谷川俊太郎の評価

 先日『自選 谷川俊太郎詩集』を紹介した。少々辛口の評価をしたが、丸谷才一も結構厳しいことを書いている。丸谷才一『快楽としての読書 日本篇』(ちくま文庫)より、谷川俊太郎『日々の地図』(集英社)に対する書評。

まっすぐ歩くと
すぐ青空につきあたってしまう
あの角を曲ろう そして
ダウン・タウンへまぎれこむんだ
(中略)
一億年前にはここにも
象がいたかもしれないのだし
一億年後にはまた
象がもどってきてるかもしれない
そんなことを考えると
なんだか美しすぎるような気がする
(後略)

「新宿哀歌」といふ詩の書き出しだが、こんなところを読むと、谷川俊太郎は戦後日本の北原白秋なのだと改めて気がつく。白秋の『東京景物詩』のせいではなく、あふれるほどの才能があつて、仕事ぶりがきれいで、口あたりのいい感じが、じつによく似ているのだ。ここには、明確でしかも快い言葉の流れがある。詩の原型である甘美なものをこともなげに差出す男がゐる。さらには、これでもうちよつと世界に奥行があつたらどんなにすばらしいだらうと思はせるところも、白秋そつくりだと言つて置かうか。
 しかし、白秋では民謡がいちばんいいと三好達治は語つたさうだが、谷川は民謡を書いてゐない。地方出身者で造酒屋の息子である白秋が身につけてゐたやうな、生活者としての共同体感覚は、東京の哲学者の息子にはないのだろう。彼はその意味で、戦後詩人であるよりもむしろ都市化の時代の詩人なのである。彼には田村隆一が持つてゐるやうな形での(東京下町の風俗としての)伝統的な生活様式はない。大岡信が持つてゐるやうな、紀貫之藤原定家の言葉と通ひあふものもない。彼は山の手と北軽井沢に生きながら、現代日本人を代表して、一種抽象的な喪失を歌ふ。

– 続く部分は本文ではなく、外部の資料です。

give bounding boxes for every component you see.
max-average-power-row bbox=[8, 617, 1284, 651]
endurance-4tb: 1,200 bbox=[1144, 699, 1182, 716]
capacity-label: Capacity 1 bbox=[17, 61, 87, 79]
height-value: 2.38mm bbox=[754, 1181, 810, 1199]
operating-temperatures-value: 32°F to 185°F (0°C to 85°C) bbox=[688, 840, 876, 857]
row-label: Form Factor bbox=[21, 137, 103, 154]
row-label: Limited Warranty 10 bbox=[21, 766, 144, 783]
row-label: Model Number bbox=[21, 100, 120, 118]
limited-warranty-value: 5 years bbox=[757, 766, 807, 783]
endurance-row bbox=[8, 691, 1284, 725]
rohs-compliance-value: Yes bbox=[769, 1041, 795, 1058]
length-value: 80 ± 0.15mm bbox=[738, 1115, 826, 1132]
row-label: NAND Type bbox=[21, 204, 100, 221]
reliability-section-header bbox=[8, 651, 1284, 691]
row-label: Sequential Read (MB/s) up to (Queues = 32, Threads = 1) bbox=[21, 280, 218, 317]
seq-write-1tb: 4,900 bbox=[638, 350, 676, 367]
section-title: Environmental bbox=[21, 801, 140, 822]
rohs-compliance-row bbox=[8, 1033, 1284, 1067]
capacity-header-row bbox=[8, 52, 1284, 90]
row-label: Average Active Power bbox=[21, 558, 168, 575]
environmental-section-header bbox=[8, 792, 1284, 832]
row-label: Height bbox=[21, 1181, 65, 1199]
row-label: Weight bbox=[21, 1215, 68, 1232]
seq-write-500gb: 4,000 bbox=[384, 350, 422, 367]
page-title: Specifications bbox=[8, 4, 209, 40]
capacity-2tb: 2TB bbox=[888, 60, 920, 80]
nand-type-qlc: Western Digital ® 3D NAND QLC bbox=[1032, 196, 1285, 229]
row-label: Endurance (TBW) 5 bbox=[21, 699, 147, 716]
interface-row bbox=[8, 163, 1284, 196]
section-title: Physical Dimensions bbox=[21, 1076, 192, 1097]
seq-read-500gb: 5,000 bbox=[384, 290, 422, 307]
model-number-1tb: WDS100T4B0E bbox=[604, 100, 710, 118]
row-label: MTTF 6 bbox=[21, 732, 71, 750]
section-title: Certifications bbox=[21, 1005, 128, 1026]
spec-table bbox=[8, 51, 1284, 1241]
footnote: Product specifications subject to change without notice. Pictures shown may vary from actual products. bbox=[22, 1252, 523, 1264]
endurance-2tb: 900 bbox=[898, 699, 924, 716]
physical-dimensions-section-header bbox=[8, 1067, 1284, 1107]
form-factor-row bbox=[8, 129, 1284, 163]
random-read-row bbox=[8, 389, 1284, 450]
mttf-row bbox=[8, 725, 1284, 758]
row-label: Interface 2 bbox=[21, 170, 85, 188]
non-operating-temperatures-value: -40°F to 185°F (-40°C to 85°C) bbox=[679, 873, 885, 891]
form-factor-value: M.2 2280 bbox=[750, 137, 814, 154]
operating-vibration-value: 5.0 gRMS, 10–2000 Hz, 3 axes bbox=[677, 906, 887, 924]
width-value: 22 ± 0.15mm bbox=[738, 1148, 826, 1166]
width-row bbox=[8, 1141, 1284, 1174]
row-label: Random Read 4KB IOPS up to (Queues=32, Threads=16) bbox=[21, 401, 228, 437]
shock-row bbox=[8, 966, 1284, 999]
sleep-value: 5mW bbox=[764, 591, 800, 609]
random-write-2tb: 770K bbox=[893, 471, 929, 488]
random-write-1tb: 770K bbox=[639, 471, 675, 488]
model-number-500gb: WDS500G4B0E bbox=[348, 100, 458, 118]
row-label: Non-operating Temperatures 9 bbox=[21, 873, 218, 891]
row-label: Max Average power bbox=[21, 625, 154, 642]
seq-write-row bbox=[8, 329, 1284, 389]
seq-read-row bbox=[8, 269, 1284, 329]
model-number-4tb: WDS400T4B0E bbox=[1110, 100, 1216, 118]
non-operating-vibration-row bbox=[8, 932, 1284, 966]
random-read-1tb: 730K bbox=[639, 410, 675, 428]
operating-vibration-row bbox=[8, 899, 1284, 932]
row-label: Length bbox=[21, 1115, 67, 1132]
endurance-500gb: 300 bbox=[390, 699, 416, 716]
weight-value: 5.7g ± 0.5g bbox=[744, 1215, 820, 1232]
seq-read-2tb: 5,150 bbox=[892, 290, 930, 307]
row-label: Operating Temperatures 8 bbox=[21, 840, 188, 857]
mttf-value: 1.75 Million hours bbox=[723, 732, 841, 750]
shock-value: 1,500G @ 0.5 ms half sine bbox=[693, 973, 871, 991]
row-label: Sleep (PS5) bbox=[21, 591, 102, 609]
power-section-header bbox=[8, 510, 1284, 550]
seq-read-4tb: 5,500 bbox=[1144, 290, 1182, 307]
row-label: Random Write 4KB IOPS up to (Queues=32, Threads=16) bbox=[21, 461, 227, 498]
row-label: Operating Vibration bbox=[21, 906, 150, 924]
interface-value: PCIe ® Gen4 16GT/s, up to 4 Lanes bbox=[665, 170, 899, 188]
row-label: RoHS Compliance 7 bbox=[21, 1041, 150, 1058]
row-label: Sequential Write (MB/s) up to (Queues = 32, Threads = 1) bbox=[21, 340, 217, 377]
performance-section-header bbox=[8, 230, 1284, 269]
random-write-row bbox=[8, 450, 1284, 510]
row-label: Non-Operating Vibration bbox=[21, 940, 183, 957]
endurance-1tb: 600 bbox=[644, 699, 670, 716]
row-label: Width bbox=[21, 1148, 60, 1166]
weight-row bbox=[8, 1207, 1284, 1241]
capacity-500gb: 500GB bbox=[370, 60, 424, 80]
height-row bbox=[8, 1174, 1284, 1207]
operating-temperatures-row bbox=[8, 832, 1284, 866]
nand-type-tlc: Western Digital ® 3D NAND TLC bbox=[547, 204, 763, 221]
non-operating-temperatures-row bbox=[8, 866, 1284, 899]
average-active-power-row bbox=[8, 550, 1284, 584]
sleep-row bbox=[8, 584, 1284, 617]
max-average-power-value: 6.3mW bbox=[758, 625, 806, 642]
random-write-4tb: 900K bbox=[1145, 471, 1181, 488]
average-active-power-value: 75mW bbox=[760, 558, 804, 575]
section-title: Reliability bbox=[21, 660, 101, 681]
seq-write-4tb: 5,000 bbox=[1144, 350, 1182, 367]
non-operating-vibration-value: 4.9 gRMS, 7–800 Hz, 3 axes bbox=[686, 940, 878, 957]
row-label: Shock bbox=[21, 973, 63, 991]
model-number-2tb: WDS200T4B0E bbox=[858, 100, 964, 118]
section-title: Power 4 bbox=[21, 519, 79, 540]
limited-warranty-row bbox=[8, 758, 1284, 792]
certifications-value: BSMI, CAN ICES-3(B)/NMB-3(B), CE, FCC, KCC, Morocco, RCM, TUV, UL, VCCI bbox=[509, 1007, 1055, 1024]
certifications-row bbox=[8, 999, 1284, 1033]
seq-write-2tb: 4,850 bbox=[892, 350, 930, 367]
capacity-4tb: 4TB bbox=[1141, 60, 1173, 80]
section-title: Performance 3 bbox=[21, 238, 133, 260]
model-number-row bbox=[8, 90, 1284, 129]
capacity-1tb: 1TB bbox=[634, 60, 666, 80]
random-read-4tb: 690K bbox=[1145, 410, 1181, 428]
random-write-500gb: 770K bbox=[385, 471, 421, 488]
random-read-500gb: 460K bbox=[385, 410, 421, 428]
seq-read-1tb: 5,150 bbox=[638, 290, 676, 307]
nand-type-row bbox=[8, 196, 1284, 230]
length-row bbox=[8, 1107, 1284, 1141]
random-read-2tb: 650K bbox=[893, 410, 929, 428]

 さらに「八・一五」という詩の第2連、これは天皇終戦を表明したラジオ放送をテーマとしているのだが、

おれは声を憶えていると
べつの男が言った
心というものの感じられない奇妙な声
でもあれが日本語というものだったのか
おれも時にはあんな喋り方をする
(中略)

 第2連の最後の、「おれも時にはあんな喋り方をする」といふ行によく出てゐるのが、照れたりはにかんだりの藝である。このクセ球はじつに楽しい。それはまるで、ジェイムズ・ディーンのやうなかはいい媚態だ。しかし、詩人はいつまでディーンのやうな顔つきでゐられるものだらうか。

 谷川があまりおもしろくないのは、思想性が希薄なせいだろう。その点で白秋と同列に評価されるのだ。しかし、丸谷による谷川の理解は優れていると思う。大岡信に対する評価は少し過大だと思うが。